Sulfur dioxide reacts with chlorine at 227 oC:

SO2(g) +Cl2(g) ↔ SO2Cl2(g)

Kp for this reaction is 5.1 x 10-2 atm-1. Initially, 1.00 g each of SO2 and Cl2 are placed in a 1.00 L reaction vessel. After 15 minutes, the concentration of SO2Cl2 is 45.5 μg/mL. You will determine if the system has reached equilibrium. First, what is Kc (in L/mol)? (A μg is 10-6 g.)

Next determine all initial concentrations. What is the initial sulfur dioxide concentration (in mol/L or M)?

Determine all concentrations after 15 minutes. What is the chlorine concentration?

What is Q after 15 minutes?

Kp = Kc(RT)^delta n.

Solve for Kc.

Convert 1 g SO2 and Cl2 to mols/L
Calculate Qc and compare that with Kc.
Post your work if you get stuck.

To find Kc, we need to convert Kp to Kc using the ideal gas law equation:

Kp = Kc(RT)^(Δn)

Where Δn is the change in the number of moles between products and reactants. In this case, Δn = 1 - (2 + 1) = -2.

R is the ideal gas constant, which is 0.0821 L·atm/(K·mol), and T is the temperature in Kelvin. Given that the temperature is 227 oC, we convert it to Kelvin:

227 oC + 273.15 = 500.15 K

Now we can calculate Kc:

Kc = Kp / (RT)^(Δn)
= (5.1 x 10^(-2)) / (0.0821 * 500.15)^(-2)
= 5.1 x 10^(-2) / (20.56)^(-2)
= 5.1 x 10^(-2) / 0.037938
≈ 1.34 M

So, Kc is approximately 1.34 M.

Next, let's calculate the initial concentration of sulfur dioxide (SO2) in mol/L or M. We are given that 1.00 g of SO2 is placed in a 1.00 L reaction vessel. The molar mass of SO2 is approximately 64.07 g/mol.

Number of moles of SO2 = mass / molar mass
= 1.00 g / 64.07 g/mol
≈ 0.0156 mol

Since we have 1.00 L of solution, the initial concentration of SO2 is:

Initial concentration of SO2 = number of moles / volume
= 0.0156 mol / 1.00 L
≈ 0.0156 M

Therefore, the initial concentration of SO2 is approximately 0.0156 M.

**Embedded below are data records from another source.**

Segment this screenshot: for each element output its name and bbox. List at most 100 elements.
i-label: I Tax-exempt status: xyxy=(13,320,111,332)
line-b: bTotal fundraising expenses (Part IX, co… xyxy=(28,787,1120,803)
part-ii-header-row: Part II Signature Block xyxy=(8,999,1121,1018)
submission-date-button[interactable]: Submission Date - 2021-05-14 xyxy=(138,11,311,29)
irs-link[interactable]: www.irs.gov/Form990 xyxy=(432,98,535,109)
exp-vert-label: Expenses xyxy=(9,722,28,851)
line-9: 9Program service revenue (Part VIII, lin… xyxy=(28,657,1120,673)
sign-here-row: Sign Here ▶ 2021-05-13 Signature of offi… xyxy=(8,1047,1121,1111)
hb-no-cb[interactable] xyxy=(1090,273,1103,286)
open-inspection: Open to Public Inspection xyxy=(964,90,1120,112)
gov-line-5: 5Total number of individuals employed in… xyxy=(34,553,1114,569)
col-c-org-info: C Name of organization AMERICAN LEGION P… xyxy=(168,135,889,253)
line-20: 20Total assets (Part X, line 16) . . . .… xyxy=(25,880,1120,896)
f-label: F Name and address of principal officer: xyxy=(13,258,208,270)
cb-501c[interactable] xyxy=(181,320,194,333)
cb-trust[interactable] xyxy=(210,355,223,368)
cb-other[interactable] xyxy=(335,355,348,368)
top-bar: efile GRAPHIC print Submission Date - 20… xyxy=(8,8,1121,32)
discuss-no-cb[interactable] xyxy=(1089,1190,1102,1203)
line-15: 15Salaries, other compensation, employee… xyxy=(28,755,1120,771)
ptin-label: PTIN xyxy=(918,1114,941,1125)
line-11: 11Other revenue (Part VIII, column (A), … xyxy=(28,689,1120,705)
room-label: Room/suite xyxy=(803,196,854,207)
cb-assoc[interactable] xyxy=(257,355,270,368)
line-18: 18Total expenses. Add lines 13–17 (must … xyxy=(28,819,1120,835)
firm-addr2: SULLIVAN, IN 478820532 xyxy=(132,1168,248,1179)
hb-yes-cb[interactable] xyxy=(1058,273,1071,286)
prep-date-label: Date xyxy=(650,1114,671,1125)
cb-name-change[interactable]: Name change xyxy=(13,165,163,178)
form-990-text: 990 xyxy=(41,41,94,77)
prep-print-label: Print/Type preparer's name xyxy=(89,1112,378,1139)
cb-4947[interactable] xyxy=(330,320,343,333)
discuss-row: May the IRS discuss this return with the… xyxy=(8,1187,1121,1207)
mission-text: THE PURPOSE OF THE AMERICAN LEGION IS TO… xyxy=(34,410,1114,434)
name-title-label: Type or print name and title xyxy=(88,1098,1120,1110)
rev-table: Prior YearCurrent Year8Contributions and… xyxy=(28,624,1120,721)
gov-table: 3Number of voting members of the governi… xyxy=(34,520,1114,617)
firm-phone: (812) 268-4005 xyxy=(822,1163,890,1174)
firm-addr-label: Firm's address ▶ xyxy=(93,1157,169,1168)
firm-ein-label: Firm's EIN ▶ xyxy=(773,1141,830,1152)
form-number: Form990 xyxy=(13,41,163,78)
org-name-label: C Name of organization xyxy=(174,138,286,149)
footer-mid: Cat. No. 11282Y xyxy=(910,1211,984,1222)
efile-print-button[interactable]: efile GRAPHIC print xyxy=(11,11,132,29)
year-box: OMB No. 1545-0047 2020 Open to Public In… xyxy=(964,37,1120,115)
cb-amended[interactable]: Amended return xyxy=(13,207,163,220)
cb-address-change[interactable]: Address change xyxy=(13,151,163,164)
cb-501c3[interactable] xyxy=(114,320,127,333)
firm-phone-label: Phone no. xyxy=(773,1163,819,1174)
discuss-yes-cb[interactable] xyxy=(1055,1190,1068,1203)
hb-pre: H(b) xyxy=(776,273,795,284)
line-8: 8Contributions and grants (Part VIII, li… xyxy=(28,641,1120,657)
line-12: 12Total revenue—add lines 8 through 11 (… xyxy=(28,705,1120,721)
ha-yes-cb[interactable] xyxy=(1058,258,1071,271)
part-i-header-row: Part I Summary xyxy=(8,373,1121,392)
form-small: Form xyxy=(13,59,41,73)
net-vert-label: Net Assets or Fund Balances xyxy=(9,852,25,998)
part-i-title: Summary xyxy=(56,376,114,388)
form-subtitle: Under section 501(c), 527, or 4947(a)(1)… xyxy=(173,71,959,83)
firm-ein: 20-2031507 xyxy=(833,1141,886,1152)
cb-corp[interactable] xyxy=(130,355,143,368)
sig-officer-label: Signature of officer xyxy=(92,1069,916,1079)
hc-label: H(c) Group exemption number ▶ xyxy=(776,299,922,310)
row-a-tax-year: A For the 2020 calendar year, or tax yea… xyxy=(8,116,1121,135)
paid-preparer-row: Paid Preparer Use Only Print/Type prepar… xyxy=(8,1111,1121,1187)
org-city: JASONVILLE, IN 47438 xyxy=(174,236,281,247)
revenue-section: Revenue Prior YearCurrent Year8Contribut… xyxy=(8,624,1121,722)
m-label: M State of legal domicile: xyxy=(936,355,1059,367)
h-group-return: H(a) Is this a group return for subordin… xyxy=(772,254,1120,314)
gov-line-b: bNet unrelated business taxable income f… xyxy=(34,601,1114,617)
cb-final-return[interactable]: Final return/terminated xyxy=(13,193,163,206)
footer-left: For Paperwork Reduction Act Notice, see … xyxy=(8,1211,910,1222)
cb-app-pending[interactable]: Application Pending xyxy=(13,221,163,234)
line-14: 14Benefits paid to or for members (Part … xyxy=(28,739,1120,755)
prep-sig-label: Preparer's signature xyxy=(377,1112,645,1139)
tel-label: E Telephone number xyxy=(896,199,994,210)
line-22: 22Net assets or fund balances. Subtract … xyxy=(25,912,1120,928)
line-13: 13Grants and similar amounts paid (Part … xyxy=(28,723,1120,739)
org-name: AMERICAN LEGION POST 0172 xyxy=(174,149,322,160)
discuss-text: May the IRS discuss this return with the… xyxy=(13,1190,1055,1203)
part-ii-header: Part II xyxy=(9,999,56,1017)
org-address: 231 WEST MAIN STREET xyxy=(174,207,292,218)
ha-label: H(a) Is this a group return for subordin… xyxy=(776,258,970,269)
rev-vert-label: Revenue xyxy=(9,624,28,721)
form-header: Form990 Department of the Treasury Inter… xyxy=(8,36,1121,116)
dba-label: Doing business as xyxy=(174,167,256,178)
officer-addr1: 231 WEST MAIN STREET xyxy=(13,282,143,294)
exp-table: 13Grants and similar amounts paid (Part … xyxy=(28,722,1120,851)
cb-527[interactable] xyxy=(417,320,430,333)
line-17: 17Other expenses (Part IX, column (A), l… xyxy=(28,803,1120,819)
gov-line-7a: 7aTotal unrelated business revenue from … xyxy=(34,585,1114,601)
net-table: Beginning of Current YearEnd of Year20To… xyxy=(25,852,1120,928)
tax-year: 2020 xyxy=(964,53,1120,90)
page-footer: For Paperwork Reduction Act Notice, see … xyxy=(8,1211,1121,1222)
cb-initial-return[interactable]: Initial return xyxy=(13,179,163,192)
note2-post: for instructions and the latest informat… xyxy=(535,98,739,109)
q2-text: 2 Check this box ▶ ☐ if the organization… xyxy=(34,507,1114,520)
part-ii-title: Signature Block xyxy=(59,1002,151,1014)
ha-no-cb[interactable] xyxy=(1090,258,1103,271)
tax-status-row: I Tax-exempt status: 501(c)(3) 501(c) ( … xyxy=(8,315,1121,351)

To find the concentration of chlorine (Cl2) after 15 minutes, we need to use the given information that after 15 minutes, the concentration of SO2Cl2 is 45.5 μg/mL.

First, we convert the concentration of SO2Cl2 from μg/mL to g/L:

45.5 μg/mL = 45.5 x 10^(-6) g/mL = 45.5 x 10^(-6) g / 1000 mL
= 4.55 x 10^(-8) g/L

Since the volume of the solution is 1.00 L, the concentration of SO2Cl2 after 15 minutes is:

Concentration of SO2Cl2 = mass / volume
= 4.55 x 10^(-8) g / 1.00 L
≈ 4.55 x 10^(-8) M

So, the concentration of SO2Cl2 after 15 minutes is approximately 4.55 x 10^(-8) M.

Lastly, we need to calculate Q after 15 minutes. Q is the reaction quotient and can be calculated by substituting the concentrations of the species at any point in the reaction. In this case, since we are given the concentrations after 15 minutes, we can use those values.

Q = [SO2Cl2] / ([SO2] * [Cl2])
= (4.55 x 10^(-8)) / (0.0156 * [Cl2])

Since we are asked to find the chlorine concentration (Cl2), we can rearrange the equation as:

[Cl2] = (4.55 x 10^(-8)) / (0.0156 * Q)

Now we need to determine the value of Q. Given that Q is calculated after 15 minutes, Q = [SO2Cl2] / ([SO2] * [Cl2]) = (4.55 x 10^(-8)) / (0.0156 * [Cl2]). The value of Q can be calculated by substituting the known values.

Q = (4.55 x 10^(-8)) / (0.0156 * [Cl2])

Please provide the value of [Cl2] to calculate the value of Q after 15 minutes.